Dans le même contexte, les pays signataires ont salué les initiatives lancées par les institutions financières internationales pour renforcer les capacités dans le domaine nucléaire, notamment le cadre de coopération signé en juin 2025 entre le Groupe de la Banque mondiale et l’AIEA. Ces initiatives incluent également des accords avec la Banque asiatique de développement, la Banque de développement d’Amérique latine et des Caraïbes et le Fonds OPEP pour le développement international, ainsi que le soutien de la Banque européenne d’investissement et la participation continue de la Banque européenne pour la reconstruction et le développement.
Les signataires ont réaffirmé leur soutien aux objectifs à long terme visant à accroître la production d’électricité nucléaire et à développer l’industrie nucléaire au niveau mondial, contribuant ainsi à diversifier les sources d’énergie, accélérer la transition énergétique et renforcer la sécurité énergétique.
La déclaration a également précisé qu’un certain nombre d’institutions financières internationales travaillent, en coopération avec l’AIEA et d’autres organismes, à soutenir les pays souhaitant développer des programmes d’énergie nucléaire civile.
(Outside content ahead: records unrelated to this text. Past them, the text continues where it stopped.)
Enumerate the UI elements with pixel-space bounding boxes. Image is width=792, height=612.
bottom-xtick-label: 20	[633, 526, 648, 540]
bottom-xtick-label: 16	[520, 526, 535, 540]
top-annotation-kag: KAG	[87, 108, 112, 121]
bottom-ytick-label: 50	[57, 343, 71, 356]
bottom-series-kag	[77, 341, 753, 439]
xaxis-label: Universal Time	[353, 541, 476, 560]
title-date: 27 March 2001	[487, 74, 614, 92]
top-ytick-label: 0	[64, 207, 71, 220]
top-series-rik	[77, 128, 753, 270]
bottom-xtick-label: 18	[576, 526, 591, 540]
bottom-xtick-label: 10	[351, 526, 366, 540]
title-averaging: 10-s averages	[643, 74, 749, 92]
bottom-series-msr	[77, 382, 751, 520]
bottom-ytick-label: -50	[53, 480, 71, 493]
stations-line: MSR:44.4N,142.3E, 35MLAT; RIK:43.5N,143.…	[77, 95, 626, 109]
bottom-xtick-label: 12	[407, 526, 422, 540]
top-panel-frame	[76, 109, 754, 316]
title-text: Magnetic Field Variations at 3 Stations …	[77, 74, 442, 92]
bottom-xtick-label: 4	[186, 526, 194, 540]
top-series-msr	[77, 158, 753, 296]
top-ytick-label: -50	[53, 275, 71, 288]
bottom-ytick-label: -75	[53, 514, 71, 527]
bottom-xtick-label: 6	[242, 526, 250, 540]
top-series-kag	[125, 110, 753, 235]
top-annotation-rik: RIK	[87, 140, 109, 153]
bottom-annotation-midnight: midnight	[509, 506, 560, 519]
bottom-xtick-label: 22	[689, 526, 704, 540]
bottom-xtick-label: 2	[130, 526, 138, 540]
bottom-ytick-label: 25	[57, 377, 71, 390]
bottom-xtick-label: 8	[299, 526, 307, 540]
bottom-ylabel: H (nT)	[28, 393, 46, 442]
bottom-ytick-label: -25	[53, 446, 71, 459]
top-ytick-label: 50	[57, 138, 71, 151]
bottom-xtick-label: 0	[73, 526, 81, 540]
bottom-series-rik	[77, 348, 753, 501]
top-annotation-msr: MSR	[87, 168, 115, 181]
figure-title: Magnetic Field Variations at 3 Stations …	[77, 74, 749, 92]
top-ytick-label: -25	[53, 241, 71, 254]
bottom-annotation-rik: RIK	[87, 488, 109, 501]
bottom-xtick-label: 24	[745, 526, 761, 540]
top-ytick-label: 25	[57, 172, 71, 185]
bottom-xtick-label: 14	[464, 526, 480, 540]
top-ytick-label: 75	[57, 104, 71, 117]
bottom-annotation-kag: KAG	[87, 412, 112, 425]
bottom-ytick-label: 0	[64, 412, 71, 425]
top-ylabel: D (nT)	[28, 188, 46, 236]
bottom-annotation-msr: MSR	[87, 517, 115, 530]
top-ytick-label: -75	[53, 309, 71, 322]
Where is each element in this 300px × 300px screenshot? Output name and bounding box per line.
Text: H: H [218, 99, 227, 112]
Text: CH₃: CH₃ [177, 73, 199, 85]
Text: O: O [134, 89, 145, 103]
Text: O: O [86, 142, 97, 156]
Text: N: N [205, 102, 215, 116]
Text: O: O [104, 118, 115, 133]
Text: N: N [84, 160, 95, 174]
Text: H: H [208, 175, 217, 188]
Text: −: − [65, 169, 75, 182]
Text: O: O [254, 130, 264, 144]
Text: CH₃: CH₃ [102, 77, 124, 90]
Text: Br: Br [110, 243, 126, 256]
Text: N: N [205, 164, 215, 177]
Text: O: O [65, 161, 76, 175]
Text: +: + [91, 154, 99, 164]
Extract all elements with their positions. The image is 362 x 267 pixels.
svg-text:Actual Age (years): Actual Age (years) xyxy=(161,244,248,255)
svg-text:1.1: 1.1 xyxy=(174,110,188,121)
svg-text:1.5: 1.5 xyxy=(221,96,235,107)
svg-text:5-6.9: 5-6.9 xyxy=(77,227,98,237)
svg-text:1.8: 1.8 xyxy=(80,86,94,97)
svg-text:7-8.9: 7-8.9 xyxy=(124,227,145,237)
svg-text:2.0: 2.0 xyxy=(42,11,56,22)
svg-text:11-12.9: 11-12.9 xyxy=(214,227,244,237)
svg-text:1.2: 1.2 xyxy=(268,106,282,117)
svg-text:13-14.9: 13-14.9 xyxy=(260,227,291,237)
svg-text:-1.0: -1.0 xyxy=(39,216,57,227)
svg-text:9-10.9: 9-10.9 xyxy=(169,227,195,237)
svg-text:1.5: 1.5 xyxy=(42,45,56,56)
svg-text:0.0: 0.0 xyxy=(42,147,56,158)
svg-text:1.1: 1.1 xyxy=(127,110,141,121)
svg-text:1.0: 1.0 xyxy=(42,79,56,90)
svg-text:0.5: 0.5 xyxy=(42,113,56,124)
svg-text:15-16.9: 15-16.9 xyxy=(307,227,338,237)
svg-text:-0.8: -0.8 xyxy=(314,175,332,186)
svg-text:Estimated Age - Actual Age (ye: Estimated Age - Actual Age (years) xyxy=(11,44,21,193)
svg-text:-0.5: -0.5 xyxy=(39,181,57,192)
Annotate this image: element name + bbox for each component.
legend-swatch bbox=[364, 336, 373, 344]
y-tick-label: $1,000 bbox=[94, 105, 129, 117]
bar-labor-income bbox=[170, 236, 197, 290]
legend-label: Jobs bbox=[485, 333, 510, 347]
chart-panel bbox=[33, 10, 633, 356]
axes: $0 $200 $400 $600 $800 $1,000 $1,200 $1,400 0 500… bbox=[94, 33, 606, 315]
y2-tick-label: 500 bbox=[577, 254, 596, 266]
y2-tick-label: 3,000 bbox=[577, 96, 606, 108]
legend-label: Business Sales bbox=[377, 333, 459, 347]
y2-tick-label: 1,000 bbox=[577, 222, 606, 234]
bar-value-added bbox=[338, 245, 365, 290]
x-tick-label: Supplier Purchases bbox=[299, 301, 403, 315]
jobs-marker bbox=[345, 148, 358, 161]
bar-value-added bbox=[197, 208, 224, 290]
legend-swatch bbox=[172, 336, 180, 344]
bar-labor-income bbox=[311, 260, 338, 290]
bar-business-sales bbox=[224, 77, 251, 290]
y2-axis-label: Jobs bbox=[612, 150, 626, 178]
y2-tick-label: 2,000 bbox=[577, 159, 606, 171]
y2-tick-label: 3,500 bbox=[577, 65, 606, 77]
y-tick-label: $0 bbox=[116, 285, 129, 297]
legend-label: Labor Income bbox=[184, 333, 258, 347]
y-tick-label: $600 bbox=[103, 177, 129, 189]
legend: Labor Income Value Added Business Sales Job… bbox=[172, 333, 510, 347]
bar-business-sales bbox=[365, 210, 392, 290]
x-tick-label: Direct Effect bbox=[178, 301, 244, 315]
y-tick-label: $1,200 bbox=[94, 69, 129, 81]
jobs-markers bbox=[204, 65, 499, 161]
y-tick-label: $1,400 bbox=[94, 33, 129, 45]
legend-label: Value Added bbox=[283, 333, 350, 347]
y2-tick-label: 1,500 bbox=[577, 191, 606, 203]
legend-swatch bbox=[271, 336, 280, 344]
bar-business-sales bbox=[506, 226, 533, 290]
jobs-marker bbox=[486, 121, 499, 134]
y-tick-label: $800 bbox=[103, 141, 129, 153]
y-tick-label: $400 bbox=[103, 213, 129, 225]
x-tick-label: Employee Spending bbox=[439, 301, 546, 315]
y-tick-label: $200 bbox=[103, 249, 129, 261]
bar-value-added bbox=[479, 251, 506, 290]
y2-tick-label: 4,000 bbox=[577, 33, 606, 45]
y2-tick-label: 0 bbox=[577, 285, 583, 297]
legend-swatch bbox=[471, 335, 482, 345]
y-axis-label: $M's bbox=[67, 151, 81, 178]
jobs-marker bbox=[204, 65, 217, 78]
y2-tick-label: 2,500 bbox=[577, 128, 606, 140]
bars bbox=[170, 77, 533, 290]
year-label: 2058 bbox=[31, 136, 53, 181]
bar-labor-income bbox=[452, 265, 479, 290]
L’organisation de ce sommet intervient dans un contexte de demande mondiale croissante en électricité et d’accélération des efforts internationaux pour réduire les émissions de carbone, le sommet visant à s’imposer comme une plateforme politique de référence pour le développement de l’énergie nucléaire civile, en complément des mécanismes techniques fournis par l’AIEA.
Cette rencontre internationale a également servi de préparation pour plusieurs échéances internationales prévues en 2026, notamment la conférence de révision du Traité sur la non-prolifération des armes nucléaires (TNP).
Il convient de rappeler que ce deuxième sommet à Paris fait suite à la première édition tenue à Bruxelles en mars 2024. Cette session a réuni chefs d’État et de gouvernement, responsables internationaux, experts et industriels, afin de discuter du rôle de l’énergie nucléaire civile face aux défis énergétiques et climatiques mondiaux.